There's a rather long expression for this product in terms of $p$ and $\theta$, but instead of looking at that I'm going to get into how I actually rendered these fibers (or pre-images). First of all, there are 16 points on the equator of the 2-sphere whose fibers are being rendered. As you can probably guess, the 2-sphere isn't standing still. It's being rotated and the sliders that you can adjust correspond to the lateral and longitudinal velocities of the unseen 2-sphere. The rgb components of the color of a fiber corresponds to the xyz coordinates of its point scaled down by $\frac{1}{2}$ and shifted up by $\frac{1}{2}$ to get it into the range $[0,\;1]$.

For each point on the 2-sphere being sampled, I used the expression for $q_pq_{\theta}$ to calculate 3 points on the fiber of $p$ by plugging in 3 (arbitrary but different) values for $\theta$. I then stereographically project these 3 points into 3D space and calculate their orthocenter and the radius of the circle that they define, this is also enough information to compute a direction vector for the circle and a matrix that rotates the y-axis to that direction. All of this information, color, center, and rotation matrix, is sent to the shader. The shader uses this and the signed distance field for a torus of constant thickness to raymarch each fiber.

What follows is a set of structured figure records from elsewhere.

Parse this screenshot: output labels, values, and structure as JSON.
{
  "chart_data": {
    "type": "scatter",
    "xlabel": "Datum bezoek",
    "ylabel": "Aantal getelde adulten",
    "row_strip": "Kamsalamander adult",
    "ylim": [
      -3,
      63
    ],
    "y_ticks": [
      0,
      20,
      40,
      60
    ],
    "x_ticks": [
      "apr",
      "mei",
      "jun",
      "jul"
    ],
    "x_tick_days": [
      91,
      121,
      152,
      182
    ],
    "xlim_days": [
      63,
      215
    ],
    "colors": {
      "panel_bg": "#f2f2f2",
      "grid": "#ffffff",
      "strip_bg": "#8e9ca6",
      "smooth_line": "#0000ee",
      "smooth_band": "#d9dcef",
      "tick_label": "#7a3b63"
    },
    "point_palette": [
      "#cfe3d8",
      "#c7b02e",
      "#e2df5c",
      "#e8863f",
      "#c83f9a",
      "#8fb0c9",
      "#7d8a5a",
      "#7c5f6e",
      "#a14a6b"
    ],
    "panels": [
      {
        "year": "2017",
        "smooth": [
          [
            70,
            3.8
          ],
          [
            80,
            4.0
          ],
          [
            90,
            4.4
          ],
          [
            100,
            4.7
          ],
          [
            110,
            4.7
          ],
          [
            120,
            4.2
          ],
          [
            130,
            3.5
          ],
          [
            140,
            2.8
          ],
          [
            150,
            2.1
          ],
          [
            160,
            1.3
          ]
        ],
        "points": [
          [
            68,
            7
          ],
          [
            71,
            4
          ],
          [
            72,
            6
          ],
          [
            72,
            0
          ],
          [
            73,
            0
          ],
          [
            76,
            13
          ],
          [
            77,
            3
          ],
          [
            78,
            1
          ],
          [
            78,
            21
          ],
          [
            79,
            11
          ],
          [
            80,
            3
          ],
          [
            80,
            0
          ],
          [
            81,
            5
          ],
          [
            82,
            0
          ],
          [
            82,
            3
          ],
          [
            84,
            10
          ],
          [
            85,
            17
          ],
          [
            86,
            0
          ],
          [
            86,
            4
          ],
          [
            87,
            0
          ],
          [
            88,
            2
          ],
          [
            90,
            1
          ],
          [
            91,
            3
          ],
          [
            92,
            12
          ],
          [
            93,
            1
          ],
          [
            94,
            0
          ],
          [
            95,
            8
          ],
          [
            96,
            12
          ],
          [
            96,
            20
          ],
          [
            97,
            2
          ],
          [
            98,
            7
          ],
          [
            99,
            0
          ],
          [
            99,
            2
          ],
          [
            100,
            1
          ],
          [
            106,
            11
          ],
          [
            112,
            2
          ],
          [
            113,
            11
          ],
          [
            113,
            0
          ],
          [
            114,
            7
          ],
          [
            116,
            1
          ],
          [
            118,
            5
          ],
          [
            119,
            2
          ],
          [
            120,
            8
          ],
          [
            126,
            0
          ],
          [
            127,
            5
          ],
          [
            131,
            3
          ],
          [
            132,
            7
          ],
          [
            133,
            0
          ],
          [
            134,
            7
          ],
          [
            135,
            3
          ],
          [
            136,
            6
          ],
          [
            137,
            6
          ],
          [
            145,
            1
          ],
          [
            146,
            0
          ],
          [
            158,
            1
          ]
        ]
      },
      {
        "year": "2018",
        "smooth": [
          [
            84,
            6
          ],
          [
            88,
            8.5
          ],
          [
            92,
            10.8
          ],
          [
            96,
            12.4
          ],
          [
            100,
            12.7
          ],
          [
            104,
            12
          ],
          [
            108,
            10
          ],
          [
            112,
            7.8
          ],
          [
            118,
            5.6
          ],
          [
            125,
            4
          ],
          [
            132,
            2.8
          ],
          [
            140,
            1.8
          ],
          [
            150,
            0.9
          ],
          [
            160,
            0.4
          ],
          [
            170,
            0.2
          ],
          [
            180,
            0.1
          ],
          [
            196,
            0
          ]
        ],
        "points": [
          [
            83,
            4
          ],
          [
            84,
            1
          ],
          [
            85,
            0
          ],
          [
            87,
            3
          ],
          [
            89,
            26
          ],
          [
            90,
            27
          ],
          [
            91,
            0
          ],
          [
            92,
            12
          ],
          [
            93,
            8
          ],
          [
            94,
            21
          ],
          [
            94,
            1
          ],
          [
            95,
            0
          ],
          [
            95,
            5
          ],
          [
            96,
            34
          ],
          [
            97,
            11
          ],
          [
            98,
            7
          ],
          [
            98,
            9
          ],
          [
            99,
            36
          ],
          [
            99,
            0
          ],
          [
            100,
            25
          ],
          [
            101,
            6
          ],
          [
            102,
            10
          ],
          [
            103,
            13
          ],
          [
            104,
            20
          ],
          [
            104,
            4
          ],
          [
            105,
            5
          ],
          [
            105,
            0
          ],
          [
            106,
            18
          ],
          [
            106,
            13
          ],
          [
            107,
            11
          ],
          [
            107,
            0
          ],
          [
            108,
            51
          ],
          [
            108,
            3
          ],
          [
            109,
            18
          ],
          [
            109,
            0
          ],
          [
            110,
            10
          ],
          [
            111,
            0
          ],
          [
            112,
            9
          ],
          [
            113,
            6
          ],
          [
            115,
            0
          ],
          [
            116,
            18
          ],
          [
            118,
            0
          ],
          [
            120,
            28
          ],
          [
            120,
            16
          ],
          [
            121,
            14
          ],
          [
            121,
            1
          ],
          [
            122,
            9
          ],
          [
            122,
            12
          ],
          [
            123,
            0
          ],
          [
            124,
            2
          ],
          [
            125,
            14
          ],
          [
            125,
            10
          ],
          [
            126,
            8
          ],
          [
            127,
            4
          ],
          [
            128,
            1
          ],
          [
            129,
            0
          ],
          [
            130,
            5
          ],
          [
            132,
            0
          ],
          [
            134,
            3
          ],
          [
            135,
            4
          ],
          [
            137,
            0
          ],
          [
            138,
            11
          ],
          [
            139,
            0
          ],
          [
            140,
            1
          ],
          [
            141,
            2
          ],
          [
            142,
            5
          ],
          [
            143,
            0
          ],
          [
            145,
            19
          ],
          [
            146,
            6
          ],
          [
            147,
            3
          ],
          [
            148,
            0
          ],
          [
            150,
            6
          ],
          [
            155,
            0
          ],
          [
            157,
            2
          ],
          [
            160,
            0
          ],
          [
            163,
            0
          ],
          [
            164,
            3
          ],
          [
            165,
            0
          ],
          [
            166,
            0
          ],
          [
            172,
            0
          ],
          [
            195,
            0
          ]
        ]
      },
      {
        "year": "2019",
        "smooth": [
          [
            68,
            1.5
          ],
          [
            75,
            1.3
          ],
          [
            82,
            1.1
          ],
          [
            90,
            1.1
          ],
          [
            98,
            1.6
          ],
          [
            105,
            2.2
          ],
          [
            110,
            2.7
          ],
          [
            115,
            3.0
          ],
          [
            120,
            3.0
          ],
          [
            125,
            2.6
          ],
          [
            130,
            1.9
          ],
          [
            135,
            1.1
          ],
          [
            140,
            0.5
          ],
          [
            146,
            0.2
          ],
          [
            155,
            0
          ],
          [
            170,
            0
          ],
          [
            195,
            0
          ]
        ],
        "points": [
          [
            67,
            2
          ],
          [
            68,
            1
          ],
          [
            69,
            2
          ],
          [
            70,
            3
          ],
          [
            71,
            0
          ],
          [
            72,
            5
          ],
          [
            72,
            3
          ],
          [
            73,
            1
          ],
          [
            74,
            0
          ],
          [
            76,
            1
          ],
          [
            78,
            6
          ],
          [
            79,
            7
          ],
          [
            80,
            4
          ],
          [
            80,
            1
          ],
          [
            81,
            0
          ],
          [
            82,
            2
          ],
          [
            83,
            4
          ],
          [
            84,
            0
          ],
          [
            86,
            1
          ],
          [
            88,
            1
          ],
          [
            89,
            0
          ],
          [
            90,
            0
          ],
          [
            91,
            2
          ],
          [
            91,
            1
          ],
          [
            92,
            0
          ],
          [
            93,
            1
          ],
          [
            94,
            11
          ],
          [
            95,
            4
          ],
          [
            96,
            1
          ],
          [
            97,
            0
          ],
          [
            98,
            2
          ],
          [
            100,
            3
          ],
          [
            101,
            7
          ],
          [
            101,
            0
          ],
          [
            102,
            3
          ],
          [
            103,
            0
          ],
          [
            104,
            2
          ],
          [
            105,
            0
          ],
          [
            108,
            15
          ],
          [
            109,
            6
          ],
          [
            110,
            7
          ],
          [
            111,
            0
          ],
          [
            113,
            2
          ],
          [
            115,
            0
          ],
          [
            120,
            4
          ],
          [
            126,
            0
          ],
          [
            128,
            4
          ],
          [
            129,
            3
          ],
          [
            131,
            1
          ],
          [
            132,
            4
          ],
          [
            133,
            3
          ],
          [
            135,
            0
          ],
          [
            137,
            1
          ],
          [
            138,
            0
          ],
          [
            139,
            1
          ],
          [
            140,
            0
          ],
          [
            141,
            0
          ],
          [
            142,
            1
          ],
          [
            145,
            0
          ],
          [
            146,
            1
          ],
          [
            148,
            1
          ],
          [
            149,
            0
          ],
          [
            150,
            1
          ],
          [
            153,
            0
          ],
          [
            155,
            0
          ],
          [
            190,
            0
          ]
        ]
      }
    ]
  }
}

To conclude this little tidbit on the Hopf fibration, I want to mention a fact whose proof I haven't looked into, but that I find extremely fascinating. If you imagine the tori in the image above as circles, and instead you imagine infinitely many, filling all of 3D space, they are the flow-lines for a fluid satisfying the incompressible Navier-Stokes equations! Source. This personally makes me want to start learning about fluid dynamics!